Немного погодя она остановилась и прислушалась. Ничего. Плотный густой купол тумана ограничил видимость маленьким призрачным кругом, а напоенный влагой воздух поглаживал ее щеку холодным, неласковым прикосновением. Шерстяной шарф, который она обмотала вокруг головы, стал уже влажным. Она сунула носовой платок обратно в карман и глубоко задышала, выдыхая маленькие струйки пара. Она стояла, широко открыв глаза, прислушиваясь и ожидая. Туман волновал ее.
Мюриель провела это утро, пытаясь написать о нем. Она добавила несколько строк к своей философской поэме, и туман каким-то образом вошел в нее. Клубящийся, стелющийся, передвигающийся и в то же время неподвижный, всегда отступающий и неизменно присутствующий везде и одновременно нигде.
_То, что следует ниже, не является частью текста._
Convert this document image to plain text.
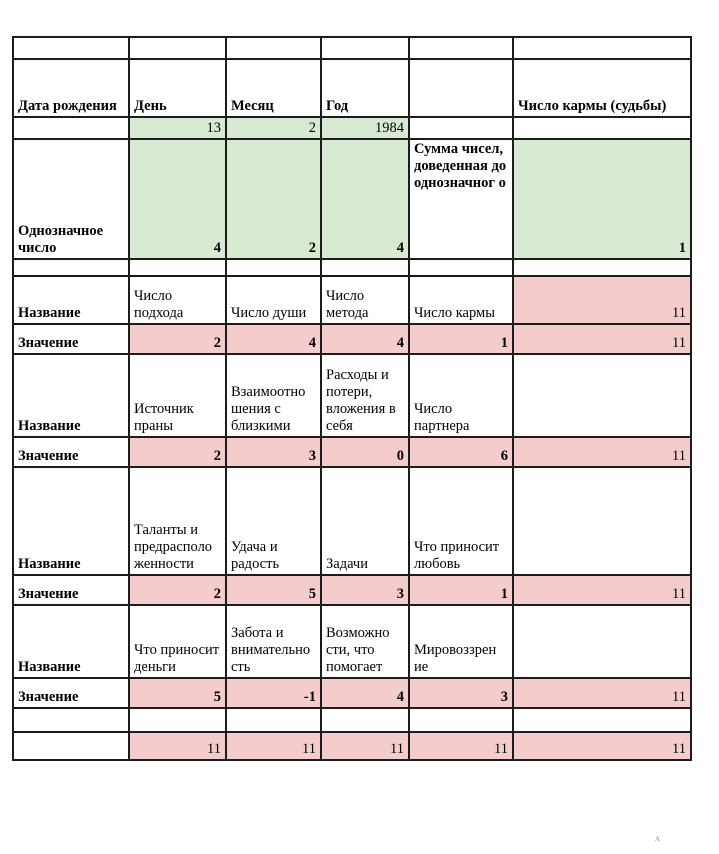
Дата рождения	День	Месяц	Год		Число кармы (судьбы)
	13	2	1984		
Однозначное число	4	2	4	Сумма чисел, доведенная до однозначног о	1

Название	Число подхода	Число души	Число метода	Число кармы	11
Значение	2	4	4	1	11
Название	Источник праны	Взаимоотно шения с близкими	Расходы и потери, вложения в себя	Число партнера	
Значение	2	3	0	6	11
Название	Таланты и предрасполо женности	Удача и радость	Задачи	Что приносит любовь	
Значение	2	5	3	1	11
Название	Что приносит деньги	Забота и внимательно сть	Возможно сти, что помогает	Мировоззрен ие	
Значение	5	-1	4	3	11

	11	11	11	11	11
ᴧ
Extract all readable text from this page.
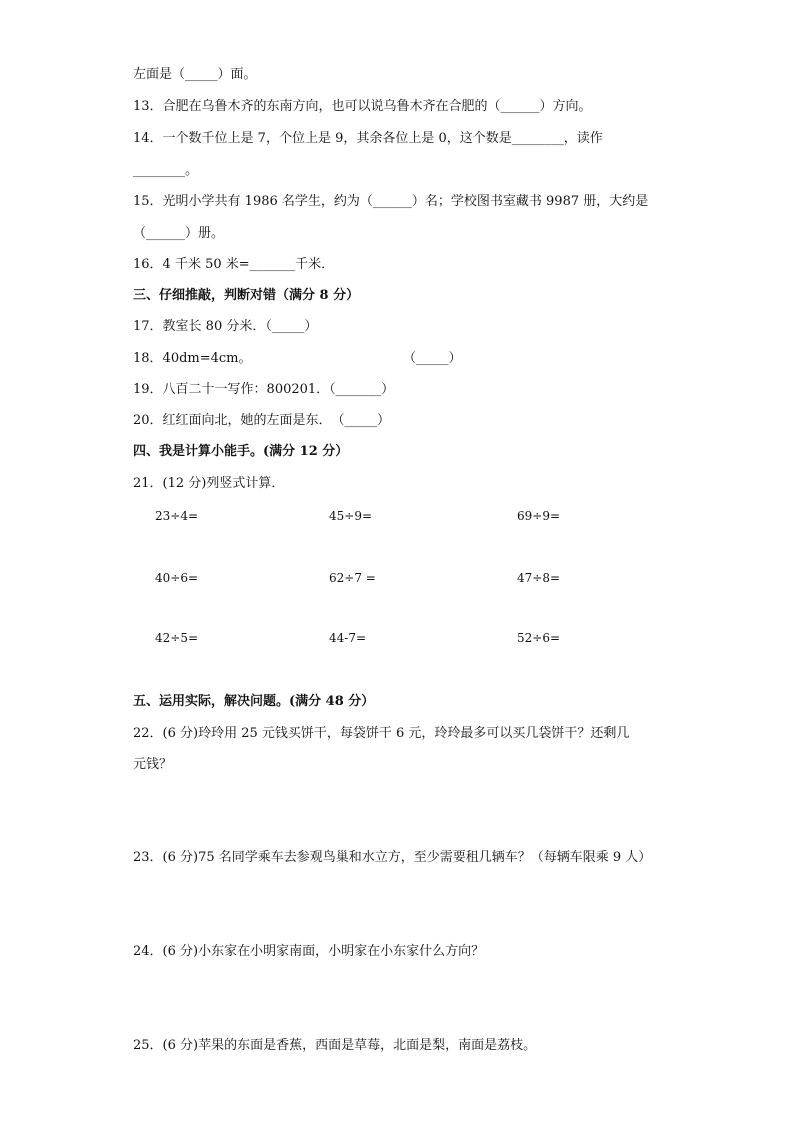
左面是（_____）面。
13．合肥在乌鲁木齐的东南方向，也可以说乌鲁木齐在合肥的（______）方向。
14．一个数千位上是 7，个位上是 9，其余各位上是 0，这个数是________，读作
________。
15．光明小学共有 1986 名学生，约为（______）名；学校图书室藏书 9987 册，大约是
（______）册。
16．4 千米 50 米=_______千米．
三、仔细推敲，判断对错（满分 8 分）
17．教室长 80 分米．（_____）
18．40dm=4cm。	（_____）
19．八百二十一写作：800201．（_______）
20．红红面向北，她的左面是东．　（_____）
四、我是计算小能手。(满分 12 分）
21．(12 分)列竖式计算．
23÷4=	45÷9=	69÷9=
40÷6=	62÷7 =	47÷8=
42÷5=	44-7=	52÷6=
五、运用实际，解决问题。(满分 48 分）
22．(6 分)玲玲用 25 元钱买饼干，每袋饼干 6 元，玲玲最多可以买几袋饼干？还剩几
元钱？
23．(6 分)75 名同学乘车去参观鸟巢和水立方，至少需要租几辆车？（每辆车限乘 9 人）
24．(6 分)小东家在小明家南面，小明家在小东家什么方向？
25．(6 分)苹果的东面是香蕉，西面是草莓，北面是梨，南面是荔枝。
Он вынуждал к молчанию, вызывал напряженное жадное внимание и, казалось, символизировал все, чего в этот момент она боялась. Страх проник и в поэму, и это удивило ее. Боялась ли она? Чего она боялась? Причин для страха не было. Она встряхнула свои снотворные таблетки в маленькой голубой бутылочке. Сейчас, когда она с сильно бьющимся сердцем стояла на тротуаре, чувство казалось больше похожим на любовь, чем на страх. Но разве можно любить ничто?
Она медленно пошла, ее ноги, касаясь влажного заиндевевшего тротуара, производили легкий шум. Она решила, что вскоре прочтет часть своей поэмы Элизабет, но Элизабет не позвонила этим утром. Мюриель была довольна поэмой. Может, это поэма превратила тот непонятный страх в столь же непонятную любовь, которая так сильно взволновала ее сейчас. Она вздрогнула, помахала руками в перчатках, ощущая себя теплой и неудержимо живой под своими одеждами. Она с наслаждением вдыхала холодный, пропитанный туманом воздух, затем внезапно снова остановилась. На пустынной земле рядом с ней, словно возникнув из стены тумана, показалось что-то вертикальное. Оно было таким неподвижным, что Мюриель приняла увиденное за столб, хотя оно выглядело в то же время как человеческое существо. Только сейчас она осознала, что вокруг абсолютно никого не было, и это казалось странным. Следующее мгновение показалось еще более странным и пугающим, потому что кто-то стоял перед ней в тумане, стоял совершенно неподвижно, стоял так же, как и она сама, чего-то ожидая и прислушиваясь. Это, несомненно, был человек, мужчина, и он смотрел в ее сторону. Мюриель поколебалась и осторожно сделала еще один шаг. Затем она рассмотрела, что это был Лео Пешков.
Не поздороваться с ним было так же невозможно, как если бы они встретились в дебрях джунглей.
- Привет, - сказала Мюриель.
- Привет. Не правда ли, туман замечательный?
- Я как раз об этом думала, - ответила она. - Я им просто наслаждаюсь.
- Я стою здесь уже лет сто в надежде кого-нибудь напугать. Надеюсь, тебя напугал?
- Конечно! Правда странно, что никого вокруг нет?
- Не особенно. Там нет ничего, кроме пакгаузов. А так как сегодня воскресенье…
- О, сегодня воскресенье? А я и не знала.
- Называть себя дочерью священника и не знать, что сегодня воскресенье!
Мюриель подумала, что молодой человек довольно развязный. Она сказала немного холодно:
- Что ж, добрый день. Я иду вниз к реке.
- Ты никогда не найдешь реку, если пойдешь этой дорогой.
- Надеюсь, мне удастся. До свидания.
- Послушай. Я покажу тебе дорогу к реке. Иначе ты действительно не найдешь ее. К ней ведут узкие проходы между пакгаузами, их нужно знать. Ты согласна пройти через всю эту грязь?
- Но река должна быть там. Если я пойду прямо…
- Река вокруг нас. Мы находимся как бы на полуострове, река делает петлю. Здесь кратчайший путь. Пойдем.